Florida Gators – No. 5
- Left Fielder
- Born: November 6, 2003 (age 22) Orlando, Florida, U.S.
- Bats: RightThrows: Right
- Stats at Baseball Reference

Teams
- Miami Hurricanes (2023-2024); Florida Gators (2025-Present);

Career highlights and awards
- 2023 Consensus First Team Freshman All-American; 2023 Freshman All-ACC Team;

= Blake Cyr =

Florida Gator baseball player

Blake Aaron Cyr (born November 6, 2003) is an American college baseball left fielder for the Florida Gators.

==Early life==

Cyr was born in Orlando, Florida. He attended Windermere High School, where he played shortstop and was noted for his strong throwing arm and above-average power for his frame. Cyr batted .375 during his senior season. Having been committed to the Miami Hurricanes since he was in eight grade, he ignored draft interest and enrolled in college.

==College career==

=== Miami ===

Cyr enrolled at Miami on June 3, 2024. In his freshman campaign, he played in 60 of the team's 63 games. Primarily as a second baseman, he slashed .305/.427/.620 to earn Freshman All-ACC and Freshman All-American honors.
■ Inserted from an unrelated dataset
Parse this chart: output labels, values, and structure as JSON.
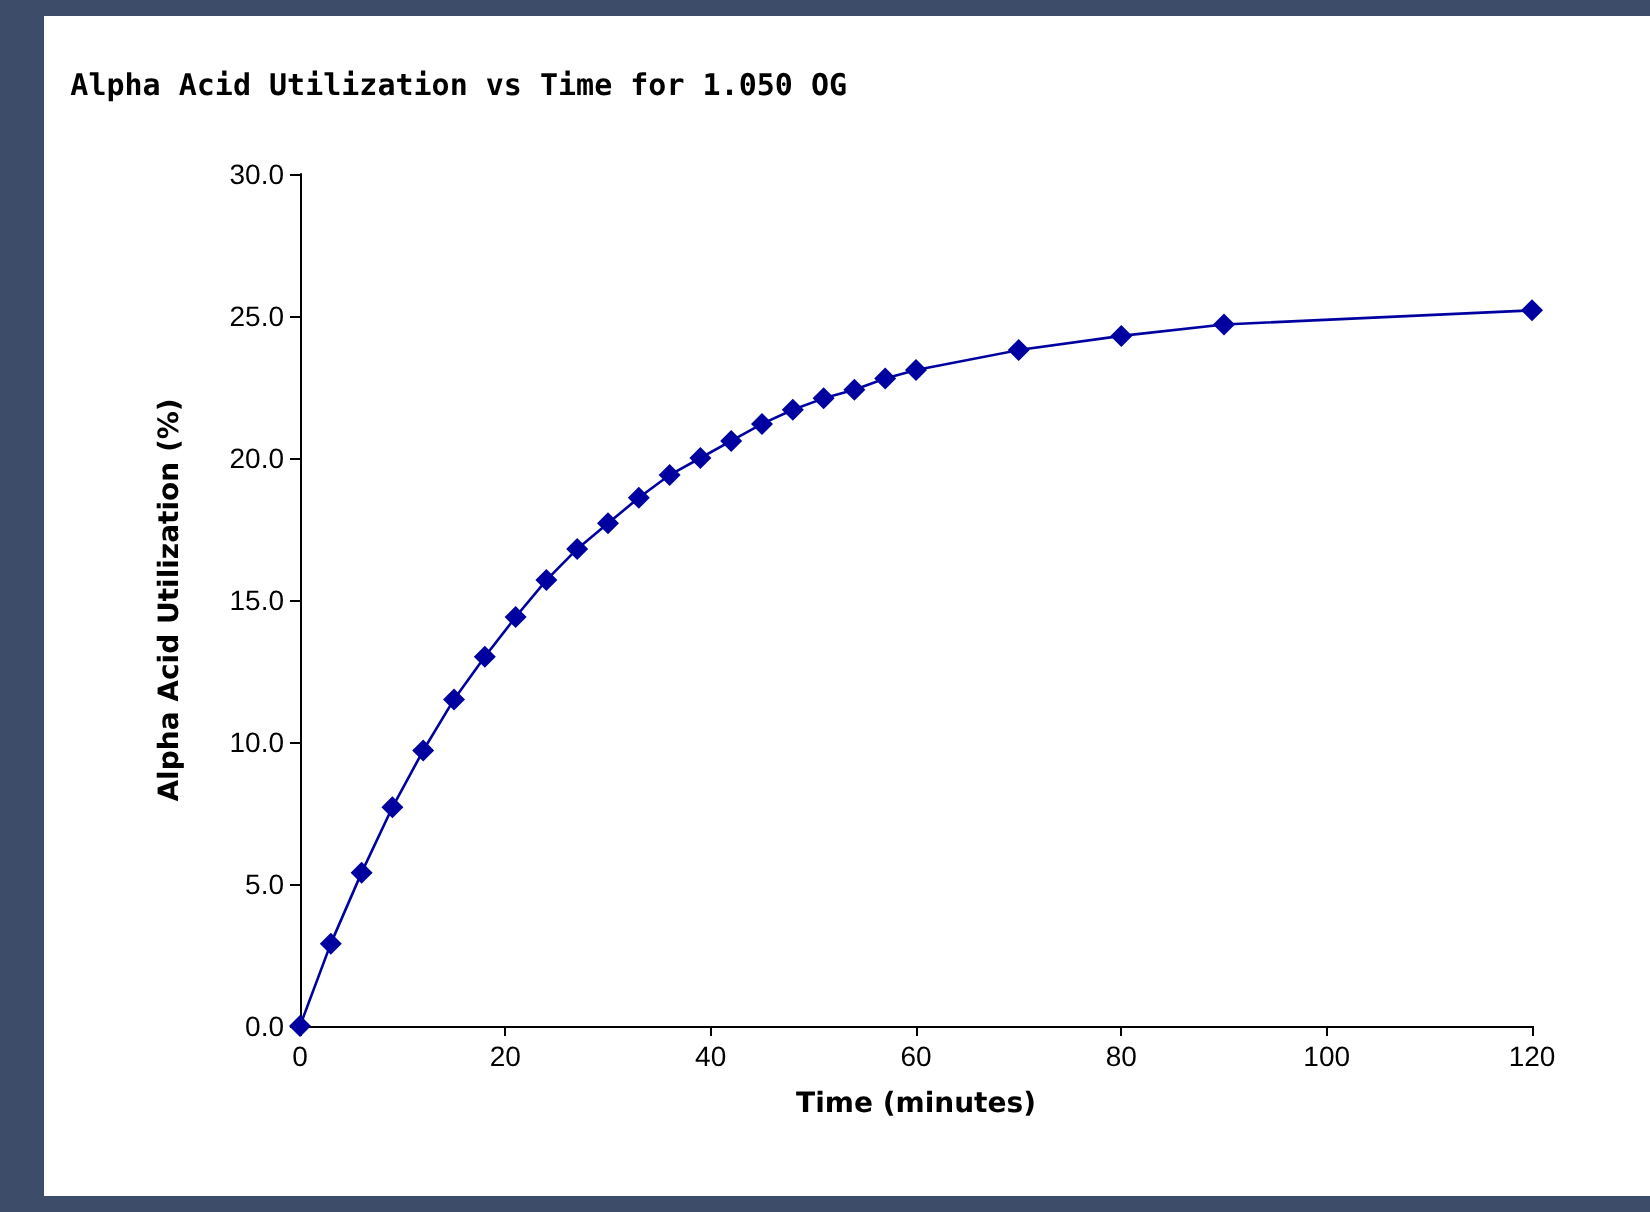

During a home elimination game against Louisiana in the 2023 NCAA Division I baseball tournament, Cyr hit a three-run home run in a game that the Hurricanes eventually won 8–5. They were eventually eliminated against Texas in a game where he went 1-for-4 and scored a run.
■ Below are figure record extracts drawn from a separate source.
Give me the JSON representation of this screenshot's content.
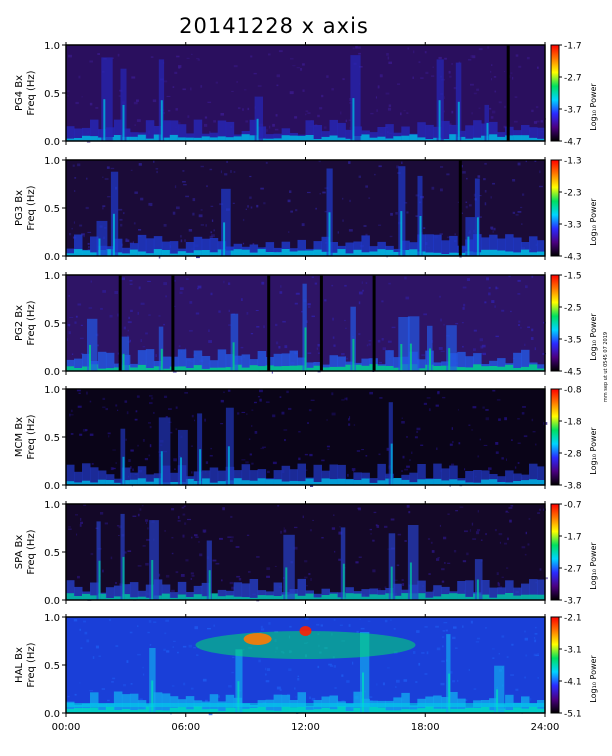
{
  "title": "20141228 x axis",
  "stamp": "mm sep ut ut 0545 07 2019",
  "chart_data": {
    "type": "heatmap",
    "title": "20141228 x axis",
    "x_ticks": [
      "00:00",
      "06:00",
      "12:00",
      "18:00",
      "24:00"
    ],
    "x_range_hours": [
      0,
      24
    ],
    "y_range_hz": [
      0.0,
      1.0
    ],
    "y_ticks": [
      "0.0",
      "0.5",
      "1.0"
    ],
    "colorbar_label": "Log₁₀ Power",
    "colormap": [
      "#000000",
      "#4b0082",
      "#2b2bff",
      "#00d5ff",
      "#00e060",
      "#ffff00",
      "#ff7a00",
      "#ff0000"
    ],
    "panels": [
      {
        "station": "PG4",
        "ylabel1": "PG4 Bx",
        "ylabel2": "Freq (Hz)",
        "cbar": [
          "-1.7",
          "-2.7",
          "-3.7",
          "-4.7"
        ]
      },
      {
        "station": "PG3",
        "ylabel1": "PG3 Bx",
        "ylabel2": "Freq (Hz)",
        "cbar": [
          "-1.3",
          "-2.3",
          "-3.3",
          "-4.3"
        ]
      },
      {
        "station": "PG2",
        "ylabel1": "PG2 Bx",
        "ylabel2": "Freq (Hz)",
        "cbar": [
          "-1.5",
          "-2.5",
          "-3.5",
          "-4.5"
        ]
      },
      {
        "station": "MCM",
        "ylabel1": "MCM Bx",
        "ylabel2": "Freq (Hz)",
        "cbar": [
          "-0.8",
          "-1.8",
          "-2.8",
          "-3.8"
        ]
      },
      {
        "station": "SPA",
        "ylabel1": "SPA Bx",
        "ylabel2": "Freq (Hz)",
        "cbar": [
          "-0.7",
          "-1.7",
          "-2.7",
          "-3.7"
        ]
      },
      {
        "station": "HAL",
        "ylabel1": "HAL Bx",
        "ylabel2": "Freq (Hz)",
        "cbar": [
          "-2.1",
          "-3.1",
          "-4.1",
          "-5.1"
        ]
      }
    ]
  }
}
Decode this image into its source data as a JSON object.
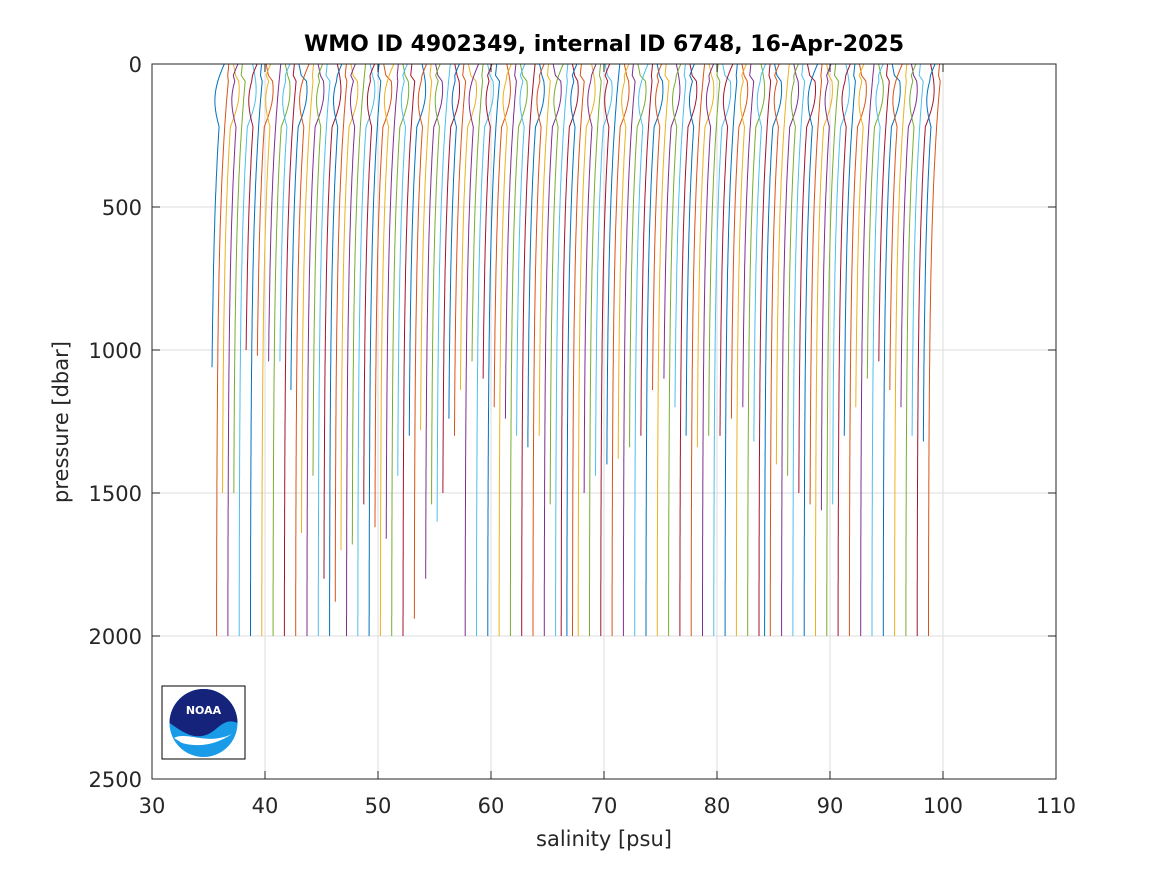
{
  "chart_data": {
    "type": "line",
    "title": "WMO ID 4902349, internal ID 6748, 16-Apr-2025",
    "xlabel": "salinity [psu]",
    "ylabel": "pressure [dbar]",
    "xlim": [
      30,
      110
    ],
    "ylim": [
      0,
      2500
    ],
    "y_reversed": true,
    "grid": true,
    "x_ticks": [
      "30",
      "40",
      "50",
      "60",
      "70",
      "80",
      "90",
      "100",
      "110"
    ],
    "y_ticks": [
      "0",
      "500",
      "1000",
      "1500",
      "2000",
      "2500"
    ],
    "description_of_series": "Waterfall of salinity profiles, each successive profile offset by 0.5 psu",
    "offset_per_profile": 0.5,
    "colors": [
      "#0072bd",
      "#d95319",
      "#edb120",
      "#7e2f8e",
      "#77ac30",
      "#4dbeee",
      "#a2142f"
    ],
    "profiles": {
      "first_surface_salinity": 36.2,
      "count": 128,
      "max_pressure_default": 2000,
      "short_profile_depths": [
        [
          1060,
          1510,
          1505
        ],
        [
          1000,
          1030,
          1040,
          1050,
          1150,
          1650,
          1450,
          1800,
          1880,
          2000
        ],
        [
          1700,
          1680,
          1550,
          1620,
          1660,
          1450,
          1300,
          1280,
          1550,
          1500,
          1300,
          2000
        ],
        [
          1950,
          1800,
          1600,
          1250,
          1150,
          1050,
          1100,
          1200,
          1250,
          1300,
          1350,
          1300,
          1550
        ],
        [
          1500,
          1450,
          1400,
          1380,
          1350,
          1300,
          1150,
          1100,
          1200,
          1300,
          1350,
          1310,
          1300,
          1250,
          1200,
          1320
        ],
        [
          1400,
          1450,
          1500,
          1550,
          1560,
          1540,
          1300,
          1200,
          1100,
          1050,
          1150,
          1200,
          1300,
          1320,
          1350,
          1380,
          1450,
          1510
        ]
      ]
    },
    "logo": "NOAA"
  }
}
Ahead of his sophomore season, Cyr was projected to be the 20th best 2025 MLB draft prospect in college baseball. Instead of starting the season at second base, he would start at left field. He earned ACC Player of the Week honors after going 8-for-16 with 3 home runs and 11 RBI in a 4-game stretch. One of the home runs was a go-ahead grand slam to complete Miami's largest comeback win since 1992. Cyr suffered a season-ending thumb injury on April 5 while sliding into a base against Duke. He ended the season with only 25 games, having slashed .284/.397/.537.
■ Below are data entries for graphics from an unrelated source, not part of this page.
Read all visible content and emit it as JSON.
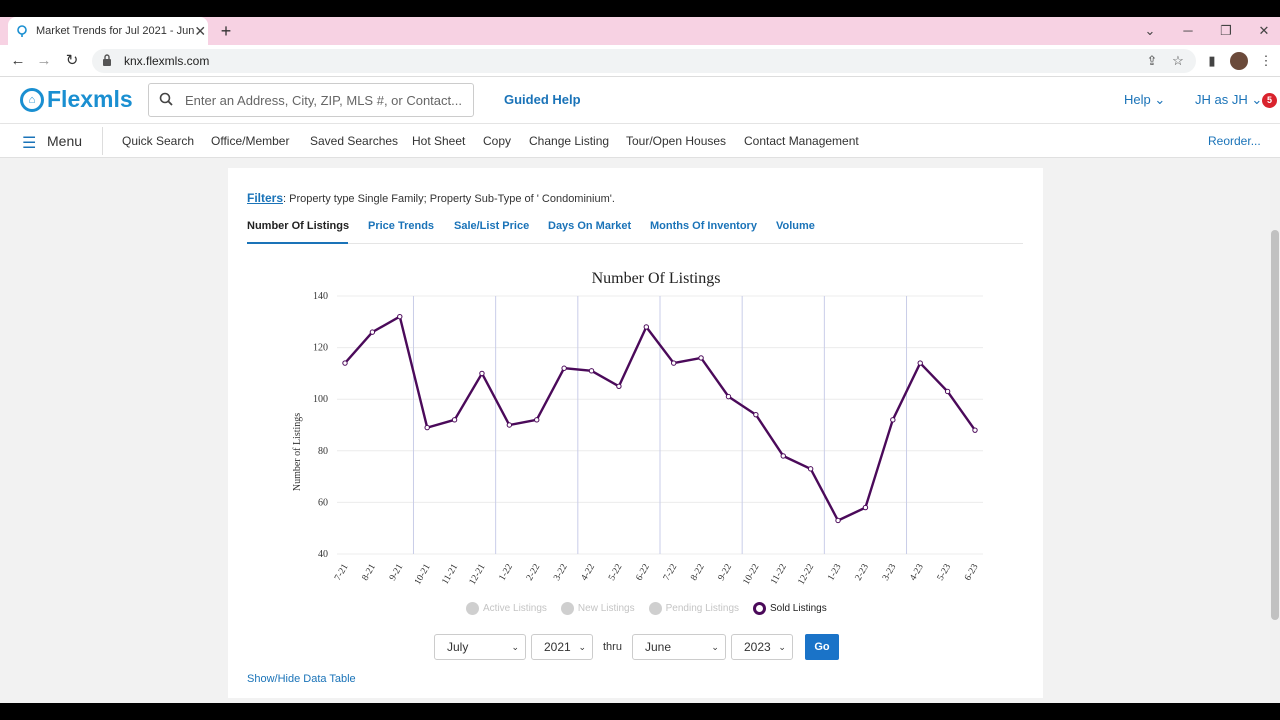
{
  "browser": {
    "tab_title": "Market Trends for Jul 2021 - Jun",
    "new_tab": "+",
    "url": "knx.flexmls.com"
  },
  "app": {
    "logo": "Flexmls",
    "search_placeholder": "Enter an Address, City, ZIP, MLS #, or Contact...",
    "guided_help": "Guided Help",
    "help": "Help",
    "user": "JH as JH",
    "notification_count": "5"
  },
  "menu": {
    "label": "Menu",
    "items": [
      "Quick Search",
      "Office/Member",
      "Saved Searches",
      "Hot Sheet",
      "Copy",
      "Change Listing",
      "Tour/Open Houses",
      "Contact Management"
    ],
    "reorder": "Reorder..."
  },
  "filters": {
    "label": "Filters",
    "text": ": Property type Single Family; Property Sub-Type of ' Condominium'."
  },
  "tabs": [
    "Number Of Listings",
    "Price Trends",
    "Sale/List Price",
    "Days On Market",
    "Months Of Inventory",
    "Volume"
  ],
  "chart_data": {
    "type": "line",
    "title": "Number Of Listings",
    "ylabel": "Number of Listings",
    "xlabel": "",
    "ylim": [
      40,
      140
    ],
    "yticks": [
      40,
      60,
      80,
      100,
      120,
      140
    ],
    "categories": [
      "7-21",
      "8-21",
      "9-21",
      "10-21",
      "11-21",
      "12-21",
      "1-22",
      "2-22",
      "3-22",
      "4-22",
      "5-22",
      "6-22",
      "7-22",
      "8-22",
      "9-22",
      "10-22",
      "11-22",
      "12-22",
      "1-23",
      "2-23",
      "3-23",
      "4-23",
      "5-23",
      "6-23"
    ],
    "series": [
      {
        "name": "Sold Listings",
        "color": "#4b0a5a",
        "values": [
          114,
          126,
          132,
          89,
          92,
          110,
          90,
          92,
          112,
          111,
          105,
          128,
          114,
          116,
          101,
          94,
          78,
          73,
          53,
          58,
          92,
          114,
          103,
          88
        ]
      }
    ],
    "legend": [
      "Active Listings",
      "New Listings",
      "Pending Listings",
      "Sold Listings"
    ],
    "legend_placement": "bottom",
    "grid": true
  },
  "controls": {
    "from_month": "July",
    "from_year": "2021",
    "thru": "thru",
    "to_month": "June",
    "to_year": "2023",
    "go": "Go"
  },
  "show_hide": "Show/Hide Data Table"
}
Cyr entered the transfer portal and committed to Florida on June 4, 2024.

=== Florida ===

Considered one of the top 12 transfers in college baseball by NCAA.com, Cyr would be the opening day starter at left field for Florida. He reached base for 21 straight games to open the season, slashing .373/.469/.612 during that time. An injury crisis late in the season meant that he also saw very limited action as a second baseman. During the 2025 NCAA Division I Baseball Tournament, Cyr went 5-for-13 as the Gators were eliminated by Eastern Carolina.